Pokaż wyniki od 1 do 9 z 9

Wątek: Ucieczka ptasznika i co z tego wynikło...

  1. #1

    Ucieczka ptasznika i co z tego wynikło...

    Jak pewnie część czytelników tejże stronki wie, zajmuję się hodowlą ptaszników. Ucieczki podopiecznych są u mnie na porządku dziennym. Przeważnie są to osobniki malutkie, które podczas karmienia wyskakują z pojemniczka. Dość szybko są łapane i wracają "do domu". Półtora roku temu uciekła mi jednak wyrośnięta samica ptasznika nadrzewnego Psalmopoeus cambridgei. Z odnóżami miała około 17 cm wielkości. Wydostała się z terrarium podczas burzy; wiatr otworzył okno i zleciały źle zamontowane drzwiczki terrarium. Nie było mnie wtedy w domu. Jak wróciłam, odkryłam co się stało. Przeszukałam całe mieszkanie kilka razy i nic. W końcu zrezygnowałam z poszukiwań – w końcu okno było otwarte i chyba zachęcające dla pajęczycy... Po tygodniu mój sąsiad zapytał, czy przypadkiem nie uciekł mi jakiś pająk. Znając ludzi w Polsce, powiedziałam, że nie. Na dowód pokazałam mu drugą samicę tego samego gatunku. Opowiedział mi wtedy, że kilka dni przedtem na drzwiach od mojego mieszkania (od strony klatki schodowej) siedział ogromny, brązowy pająk. Razem z listonoszem zrobili ekscytującą akcję łapania zwierzaka do słoika. Po udanym polowaniu samiczka pojechała do ZOO do p. Gucwińskich. Jaki z tego morał? Jeżeli widzicie wielkiego pająka, nie zabijajcie go. Oczywiście rozumiem strach przed nieznanym zwierzęciem, ale czy to ma usprawiedliwić zabójstwo? A często tak się dzieje, niestety... Przecież to nie smok wawelski. Postąpcie jak mój sąsiad – zwierzę można przecież zanieść do ZOO lub do sklepu zoologicznego.

    Pozdrawiam
    Ania.

  2. #2

    Re: Ucieczka ptasznika i co z tego wynikło...

    He he he.
    To masz super sąsiadów.
    Dobrze że Ci nie wtłukli.


  3. #3
    Łukasz U.
    Guest

    Re: Ucieczka ptasznika i co z tego wynikło...
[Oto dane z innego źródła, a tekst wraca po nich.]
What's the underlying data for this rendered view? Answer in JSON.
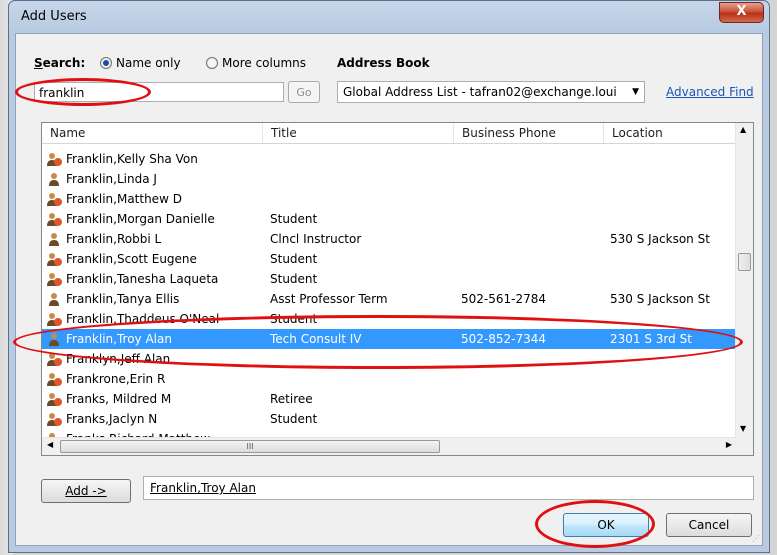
{
  "window": {
    "title": "Add Users",
    "close_label": "X"
  },
  "search": {
    "label_prefix": "S",
    "label_rest": "earch:",
    "option_name_only": "Name only",
    "option_more_columns": "More columns",
    "value": "franklin",
    "go_label": "Go"
  },
  "address_book": {
    "label": "Address Book",
    "selected": "Global Address List - tafran02@exchange.loui",
    "advanced_find": "Advanced Find"
  },
  "columns": [
    "Name",
    "Title",
    "Business Phone",
    "Location"
  ],
  "rows": [
    {
      "icon": "group",
      "name": "Franklin,Kelly Sha Von",
      "title": "",
      "phone": "",
      "location": ""
    },
    {
      "icon": "user",
      "name": "Franklin,Linda J",
      "title": "",
      "phone": "",
      "location": ""
    },
    {
      "icon": "group",
      "name": "Franklin,Matthew D",
      "title": "",
      "phone": "",
      "location": ""
    },
    {
      "icon": "group",
      "name": "Franklin,Morgan Danielle",
      "title": "Student",
      "phone": "",
      "location": ""
    },
    {
      "icon": "user",
      "name": "Franklin,Robbi L",
      "title": "Clncl Instructor",
      "phone": "",
      "location": "530 S Jackson St"
    },
    {
      "icon": "group",
      "name": "Franklin,Scott Eugene",
      "title": "Student",
      "phone": "",
      "location": ""
    },
    {
      "icon": "group",
      "name": "Franklin,Tanesha Laqueta",
      "title": "Student",
      "phone": "",
      "location": ""
    },
    {
      "icon": "user",
      "name": "Franklin,Tanya Ellis",
      "title": "Asst Professor Term",
      "phone": "502-561-2784",
      "location": "530 S Jackson St"
    },
    {
      "icon": "group",
      "name": "Franklin,Thaddeus O'Neal",
      "title": "Student",
      "phone": "",
      "location": ""
    },
    {
      "icon": "user",
      "name": "Franklin,Troy Alan",
      "title": "Tech Consult IV",
      "phone": "502-852-7344",
      "location": "2301 S 3rd St",
      "selected": true
    },
    {
      "icon": "group",
      "name": "Franklyn,Jeff Alan",
      "title": "",
      "phone": "",
      "location": ""
    },
    {
      "icon": "group",
      "name": "Frankrone,Erin R",
      "title": "",
      "phone": "",
      "location": ""
    },
    {
      "icon": "group",
      "name": "Franks, Mildred M",
      "title": "Retiree",
      "phone": "",
      "location": ""
    },
    {
      "icon": "group",
      "name": "Franks,Jaclyn N",
      "title": "Student",
      "phone": "",
      "location": ""
    },
    {
      "icon": "group",
      "name": "Franks,Richard Matthew",
      "title": "",
      "phone": "",
      "location": ""
    }
  ],
  "add": {
    "button_label": "Add ->",
    "added_value": "Franklin,Troy Alan"
  },
  "buttons": {
    "ok": "OK",
    "cancel": "Cancel"
  },
  "colors": {
    "selection": "#3399ff",
    "annotation": "#e01010",
    "link": "#1a55b8"
  }
}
    Wtłuc nie wtłukli, ale pozostawia troche do życzenia ich sposób postępowania. Skoro wiedzieli że pająk na 99% należy do ciebie to czemu trafił do Gucwińskich. Pomijam już że jak każda rzecz (niestety puki co da zierząt w tym kraju stosuje sie prawa rzeczowe) był czyjąś własnością i znlazca powinien go oddać włścicielowi. Ja chyba jestem z innej gliny, jak coś jest czyjeś to mu sie to oddaje, a nie wywozi do zoo, potem jeszcze informując "zawiezliśmy do zoo twojego pająka". Jakoś nie umiem sie pogodzić z naszym Polskim podejściem do przestrzegania prawa i w ogóle obyczajowością doyczącą własności.

  4. #4

    Re: Ucieczka ptasznika i co z tego wynikło...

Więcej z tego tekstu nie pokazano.